New non-dom clampdown to hit British expats
Non-domiciled individuals are being encouraged to 'de-envelope' residential property from corporate structures into simpler ones
Last week, the British Chancellor, George Osborne, delivered the first Conservative budget in 19 years. He announced three major changes for non-domiciled individuals or "non-doms" that will apply from April 2017.
- Non-doms resident in Britain for 15 of the past 20 tax years will be deemed to be domiciled in Britain for income tax, capital gains tax and inheritance tax (IHT) purposes.
- Individuals with a British domicile of origin who have left Britain and acquired a domicile of choice, for example in Hong Kong, will always be treated as domiciled in Britain if they return to Britain. It is proposed that this rule will apply even if they return to Britain before April 6, 2017. In addition, trusts that they have created while non-resident will not be treated favourably for tax purposes.
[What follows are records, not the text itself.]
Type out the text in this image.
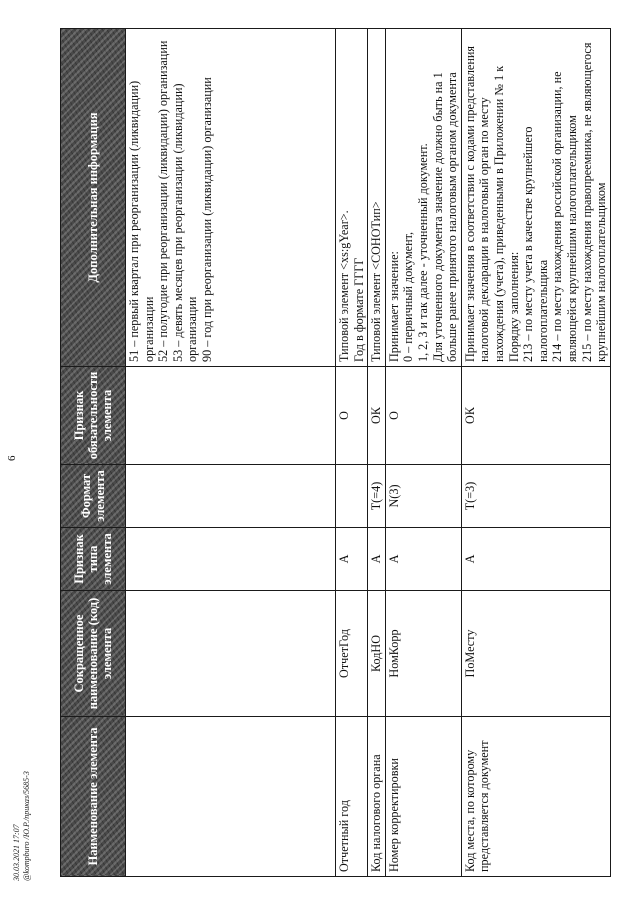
6
30.03.2021 17:07 @kompburo /Ю.Р./приказ/5685-3	Наименование элемента	Сокращенное наименование (код) элемента	Признак типа элемента	Формат элемента	Признак обязательности элемента	Дополнительная информация

					51 – первый квартал при реорганизации (ликвидации) организации 52 – полугодие при реорганизации (ликвидации) организации 53 – девять месяцев при реорганизации (ликвидации) организации 90 – год при реорганизации (ликвидации) организации

Отчетный год	ОтчетГод	А		О	Типовой элемент <xs:gYear>. Год в формате ГГГГ

Код налогового органа	КодНО	А	Т(=4)	ОК	Типовой элемент <СОНОТип>

Номер корректировки	НомКорр	А	N(3)	О	Принимает значение: 0 – первичный документ, 1, 2, 3 и так далее - уточненный документ. Для уточненного документа значение должно быть на 1 больше ранее принятого налоговым органом документа

Код места, по которому представляется документ	ПоМесту	А	Т(=3)	ОК	Принимает значения в соответствии с кодами представления налоговой декларации в налоговый орган по месту нахождения (учета), приведенными в Приложении № 1 к Порядку заполнения: 213 – по месту учета в качестве крупнейшего налогоплательщика 214 – по месту нахождения российской организации, не являющейся крупнейшим налогоплательщиком 215 – по месту нахождения правопреемника, не являющегося крупнейшим налогоплательщиком
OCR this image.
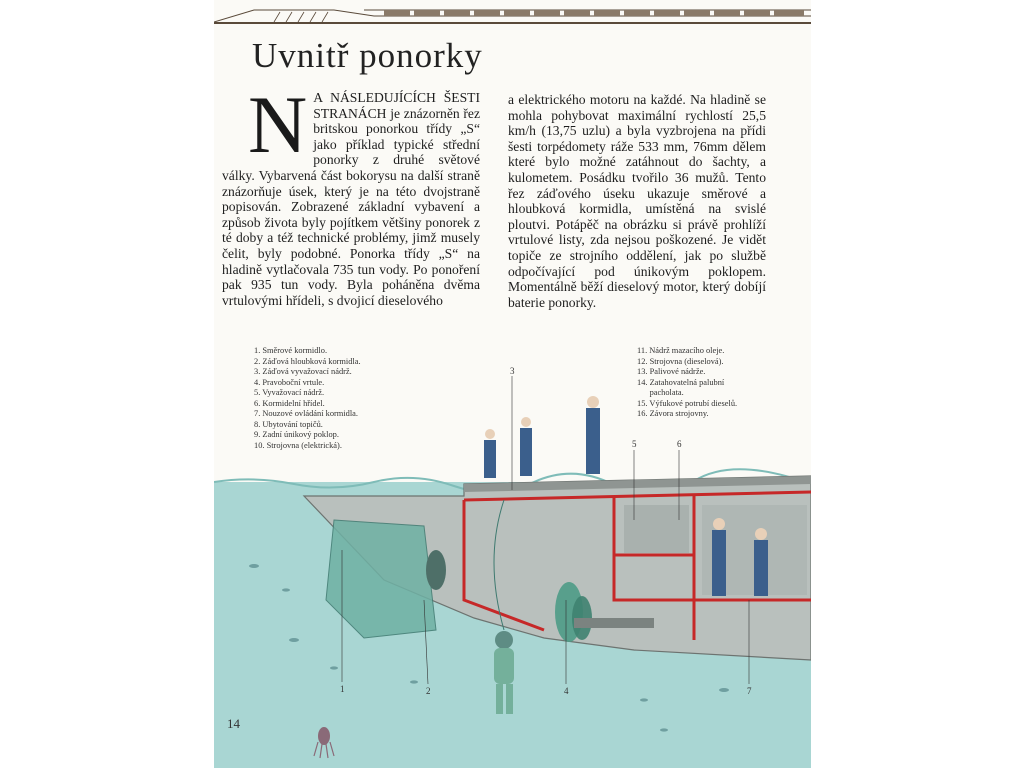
Uvnitř ponorky
N A NÁSLEDUJÍCÍCH ŠESTI STRANÁCH je znázorněn řez britskou ponorkou třídy „S“ jako příklad typické střední ponorky z druhé světové války. Vybarvená část bokorysu na další straně znázorňuje úsek, který je na této dvojstraně popisován. Zobrazené základní vybavení a způsob života byly pojítkem většiny ponorek z té doby a též technické problémy, jimž musely čelit, byly podobné. Ponorka třídy „S“ na hladině vytlačovala 735 tun vody. Po ponoření pak 935 tun vody. Byla poháněna dvěma vrtulovými hřídeli, s dvojicí dieselového

a elektrického motoru na každé. Na hladině se mohla pohybovat maximální rychlostí 25,5 km/h (13,75 uzlu) a byla vyzbrojena na přídi šesti torpédomety ráže 533 mm, 76mm dělem které bylo možné zatáhnout do šachty, a kulometem. Posádku tvořilo 36 mužů. Tento řez záďového úseku ukazuje směrové a hloubková kormidla, umístěná na svislé ploutvi. Potápěč na obrázku si právě prohlíží vrtulové listy, zda nejsou poškozené. Je vidět topiče ze strojního oddělení, jak po službě odpočívající pod únikovým poklopem. Momentálně běží dieselový motor, který dobíjí baterie ponorky.

1	2
3
4
5	6
7
1. Směrové kormidlo.
2. Záďová hloubková kormidla.
3. Záďová vyvažovací nádrž.
4. Pravoboční vrtule.
5. Vyvažovací nádrž.
6. Kormidelní hřídel.
7. Nouzové ovládání kormidla.
8. Ubytování topičů.
9. Zadní únikový poklop.
10. Strojovna (elektrická).
11. Nádrž mazacího oleje.
12. Strojovna (dieselová).
13. Palivové nádrže.
14. Zatahovatelná palubní
pacholata.
15. Výfukové potrubí dieselů.
16. Závora strojovny.
14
- The extension of IHT to residential property in Britain held indirectly by non domiciled individuals or by excluded property trusts.
A consultation paper will be issued after the summer break inviting comments on all of the above proposals. Of the three changes affecting non-doms the extension of IHT to British residential property held indirectly by non-doms was the greatest surprise.
One of the themes of the coalition government was to increase the tax paid by non-resident and non-dom owners of residential property. For instance, in 2011 the Annual Tax on Enveloped Dwellings (ATED) was announced, which introduced a charge for certain residential properties held by companies. The Conservative government now proposes to introduce a change to the inheritance tax rules so that any indirect owner of residential property in Britain is subject to IHT, regardless of how that property is owned.
For the purposes of these proposals, it does not matter whether the property is for personal use or is let out commercially. The charge will apply where British residential property is subject to the current ATED rules. The provisions will apply irrespective of whether the beneficial owners are resident or non-resident.
IHT will be imposed on the value of the residential property owned by an offshore company on the occasion of a chargeable event. Where the company is held by individuals a chargeable event will include: the death of the individual who owns the shares in the company; a gift of the shares in the company into trust and the death of the donor within seven years of having given the shares in the company to another individual.
In relation to discretionary trusts, IHT will be charged on the value of the residential property on 10 year anniversary dates and on exits, irrespective of whether the property is held through a non-British company or other non-British entity.
It is intended that the same reliefs and charges will apply as if the property was held directly by the shareholders of the company. So a deceased shareholder who owned the shares directly will have the benefit of spouse exemption. However, spouse exemption will not generally be available if the offshore company shares are held by a trust.
If the property is purely an investment and the shareholders are individuals, an offshore company may still be an attractive structure. Relief from ATED can be claimed, the rate of tax on rental income will still only be 20 per cent, any capital gain on a future sale will also be taxed at 20 per cent and if the shareholder is married a properly drafted will should ensure spouse exemption applies for IHT.
That said, it is clear that these changes are intended to encourage non-doms to "de-envelope" residential property from corporate structures and move into simpler more straightforward structures outside the scope of future ATED charges, ATED reporting or ATED-related capital gains tax. If the property is mortgaged or has increased in value since 2013 there may, however, be significant costs of "de-enveloping".
If a positive can be taken from this announcement, it is recognition that some owners of residential property may be trapped in inefficient structures due to the costs of restructuring. The government has promised to consult on these costs and it may be possible that a limited exemption or deferral may be introduced for "de-enveloping".